Normalcy returning to violence-hit Punjab; former Faridkot SSP to be chargesheeted for negligence
Punjab was today limping back to normalcy with paramilitary forces keeping a tight vigil in areas rattled by violence over desecration of the holy book even as the state government cleared the decks to charge sheet former Faridkot SSP for alleged negligence and police firing on Sikh activists.
Chandigarh: Punjab was today limping back to normalcy with paramilitary forces keeping a tight vigil in areas rattled by violence over desecration of the holy book even as the state government cleared the decks to charge sheet former Faridkot SSP for alleged negligence and police firing on Sikh activists.
The Sikh protesters have now shifted their dharnas and blockades to inner roads with most of the national highways criss-crossing the state witnessing normal traffic movement, officials said.
However, at Panjgrain village in Faridkot from where the two alleged prime accused in Bargari village incident belong protests continued as locals alleged that the brothers were innocent.

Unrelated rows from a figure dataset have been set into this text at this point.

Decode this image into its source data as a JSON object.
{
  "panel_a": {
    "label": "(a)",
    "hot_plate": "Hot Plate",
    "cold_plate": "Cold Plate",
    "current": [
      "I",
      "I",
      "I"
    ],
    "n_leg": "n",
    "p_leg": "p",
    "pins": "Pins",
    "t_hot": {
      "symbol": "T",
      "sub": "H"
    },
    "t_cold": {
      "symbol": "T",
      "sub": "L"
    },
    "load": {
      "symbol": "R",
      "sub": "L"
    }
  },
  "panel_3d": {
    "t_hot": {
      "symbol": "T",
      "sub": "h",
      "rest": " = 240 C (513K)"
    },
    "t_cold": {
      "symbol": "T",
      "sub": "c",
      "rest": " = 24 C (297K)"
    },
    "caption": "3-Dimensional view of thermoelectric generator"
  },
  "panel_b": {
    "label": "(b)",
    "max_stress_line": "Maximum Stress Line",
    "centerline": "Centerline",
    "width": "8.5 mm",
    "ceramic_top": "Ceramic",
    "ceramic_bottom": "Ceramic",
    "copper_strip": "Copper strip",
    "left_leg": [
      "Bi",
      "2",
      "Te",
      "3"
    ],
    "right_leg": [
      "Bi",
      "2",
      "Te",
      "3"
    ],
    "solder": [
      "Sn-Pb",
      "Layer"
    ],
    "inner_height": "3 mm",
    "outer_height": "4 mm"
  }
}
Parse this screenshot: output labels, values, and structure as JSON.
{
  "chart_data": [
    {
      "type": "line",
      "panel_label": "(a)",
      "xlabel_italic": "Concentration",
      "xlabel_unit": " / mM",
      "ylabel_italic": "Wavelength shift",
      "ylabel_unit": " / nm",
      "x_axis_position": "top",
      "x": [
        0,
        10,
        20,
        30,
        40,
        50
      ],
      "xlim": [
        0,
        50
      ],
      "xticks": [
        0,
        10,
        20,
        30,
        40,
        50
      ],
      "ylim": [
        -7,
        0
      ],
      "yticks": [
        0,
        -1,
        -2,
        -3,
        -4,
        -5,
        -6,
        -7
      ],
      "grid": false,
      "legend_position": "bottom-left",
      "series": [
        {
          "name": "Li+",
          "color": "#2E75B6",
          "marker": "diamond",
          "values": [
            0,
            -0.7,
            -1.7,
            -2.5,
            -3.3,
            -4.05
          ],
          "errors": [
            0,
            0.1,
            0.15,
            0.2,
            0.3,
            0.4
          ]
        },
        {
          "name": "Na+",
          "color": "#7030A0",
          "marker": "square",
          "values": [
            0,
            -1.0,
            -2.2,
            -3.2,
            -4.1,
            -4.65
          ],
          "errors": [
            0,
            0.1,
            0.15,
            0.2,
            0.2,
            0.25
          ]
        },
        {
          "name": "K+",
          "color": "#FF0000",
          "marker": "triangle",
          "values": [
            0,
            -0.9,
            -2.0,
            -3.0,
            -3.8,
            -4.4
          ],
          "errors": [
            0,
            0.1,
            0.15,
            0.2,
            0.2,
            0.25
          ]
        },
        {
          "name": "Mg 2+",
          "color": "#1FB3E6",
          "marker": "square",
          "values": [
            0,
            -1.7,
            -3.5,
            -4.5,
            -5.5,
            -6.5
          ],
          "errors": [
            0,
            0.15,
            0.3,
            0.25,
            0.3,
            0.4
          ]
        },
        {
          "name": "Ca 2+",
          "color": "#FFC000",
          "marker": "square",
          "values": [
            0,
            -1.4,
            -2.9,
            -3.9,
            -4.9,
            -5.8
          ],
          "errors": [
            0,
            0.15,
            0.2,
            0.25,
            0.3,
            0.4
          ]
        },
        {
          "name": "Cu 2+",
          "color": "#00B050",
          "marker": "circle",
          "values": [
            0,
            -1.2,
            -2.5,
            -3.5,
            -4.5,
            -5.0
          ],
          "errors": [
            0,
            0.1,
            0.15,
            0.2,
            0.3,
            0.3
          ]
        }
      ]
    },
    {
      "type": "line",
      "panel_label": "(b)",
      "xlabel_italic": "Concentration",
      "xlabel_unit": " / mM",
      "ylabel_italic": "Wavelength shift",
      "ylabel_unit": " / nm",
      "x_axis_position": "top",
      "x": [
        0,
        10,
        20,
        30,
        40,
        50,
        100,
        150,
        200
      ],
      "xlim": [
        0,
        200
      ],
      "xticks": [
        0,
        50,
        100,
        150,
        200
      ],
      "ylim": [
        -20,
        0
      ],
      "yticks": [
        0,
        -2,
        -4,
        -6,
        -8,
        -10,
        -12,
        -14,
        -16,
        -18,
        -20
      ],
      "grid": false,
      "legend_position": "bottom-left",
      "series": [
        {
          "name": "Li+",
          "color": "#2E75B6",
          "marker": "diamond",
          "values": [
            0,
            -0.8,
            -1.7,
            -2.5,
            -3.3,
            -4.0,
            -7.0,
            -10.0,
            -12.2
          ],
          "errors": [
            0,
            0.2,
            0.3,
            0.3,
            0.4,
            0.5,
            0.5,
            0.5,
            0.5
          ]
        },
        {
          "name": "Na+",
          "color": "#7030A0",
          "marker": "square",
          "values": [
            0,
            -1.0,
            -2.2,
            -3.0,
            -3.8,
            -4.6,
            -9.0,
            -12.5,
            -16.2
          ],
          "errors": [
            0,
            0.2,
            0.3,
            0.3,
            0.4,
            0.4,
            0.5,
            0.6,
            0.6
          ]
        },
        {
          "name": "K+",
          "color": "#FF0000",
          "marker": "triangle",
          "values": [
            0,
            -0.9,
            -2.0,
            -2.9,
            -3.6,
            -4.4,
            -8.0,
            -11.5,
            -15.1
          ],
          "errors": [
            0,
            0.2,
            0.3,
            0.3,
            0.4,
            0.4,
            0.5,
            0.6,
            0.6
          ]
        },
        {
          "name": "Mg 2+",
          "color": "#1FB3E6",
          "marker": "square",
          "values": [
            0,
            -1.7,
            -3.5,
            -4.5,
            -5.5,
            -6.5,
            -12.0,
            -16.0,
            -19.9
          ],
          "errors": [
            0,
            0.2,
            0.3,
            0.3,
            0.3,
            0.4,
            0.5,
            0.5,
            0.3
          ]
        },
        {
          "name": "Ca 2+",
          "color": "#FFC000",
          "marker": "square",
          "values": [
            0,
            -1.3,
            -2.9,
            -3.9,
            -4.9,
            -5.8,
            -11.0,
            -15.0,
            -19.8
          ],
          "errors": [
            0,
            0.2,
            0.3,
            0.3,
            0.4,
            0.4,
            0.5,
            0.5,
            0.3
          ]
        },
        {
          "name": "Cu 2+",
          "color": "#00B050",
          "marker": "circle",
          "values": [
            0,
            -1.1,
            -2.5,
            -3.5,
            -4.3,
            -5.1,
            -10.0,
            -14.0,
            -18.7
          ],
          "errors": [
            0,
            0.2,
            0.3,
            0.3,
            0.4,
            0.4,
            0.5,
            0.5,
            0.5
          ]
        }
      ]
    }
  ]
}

Traffic movement on Harike Pattan bridge at Tarn Taran and Beas in Amritsar has been restored, police said.
Ten companies of paramilitary forces and Punjab police personnel are keeping a tight vigil in the wake of protests by Sikh organisations, including hardliners in parts of the state, including Tarn Taran, Amritsar, Jalandhar and Fardikot, police said.
Initiating proceedings against former Faridkot Senior Superintendent of Police (SSP) Charanjit Sharma, the Punjab government has cleared the decks to charge sheet him for alleged negligence and police firing on Sikh activists, who had been protesting sacrilege of Guru Granth Sahib at Bargari in Faridkot district, official sources said.
Sharma, who was SSP Faridkot when the holy book was first reported stolen from a gurdwara there, is facing suspension for lapses in the line of duty.
Meanwhile, the hardliners among Sikh politicians and religious preachers feel that the two youths arrested by police in connection with the alleged act of sacrilege in Bargari village are innocent.
Shiromani Akali Dal (Amritsar) president Simranjit Singh Mann said until the 'bir' (scriptures) stolen from Burj Jawahar Singh Wala village was recovered and subjected to forensic tests to confirm that the pages found in Bargari were from it, it was hard to believe the police theory.
"The police story has gaps," Mann charged.
Hardliners alleged that all arrested accused were either baptised Sikhs or gurdwara priests and "none of whom could have done it". They also demanded a CBI probe.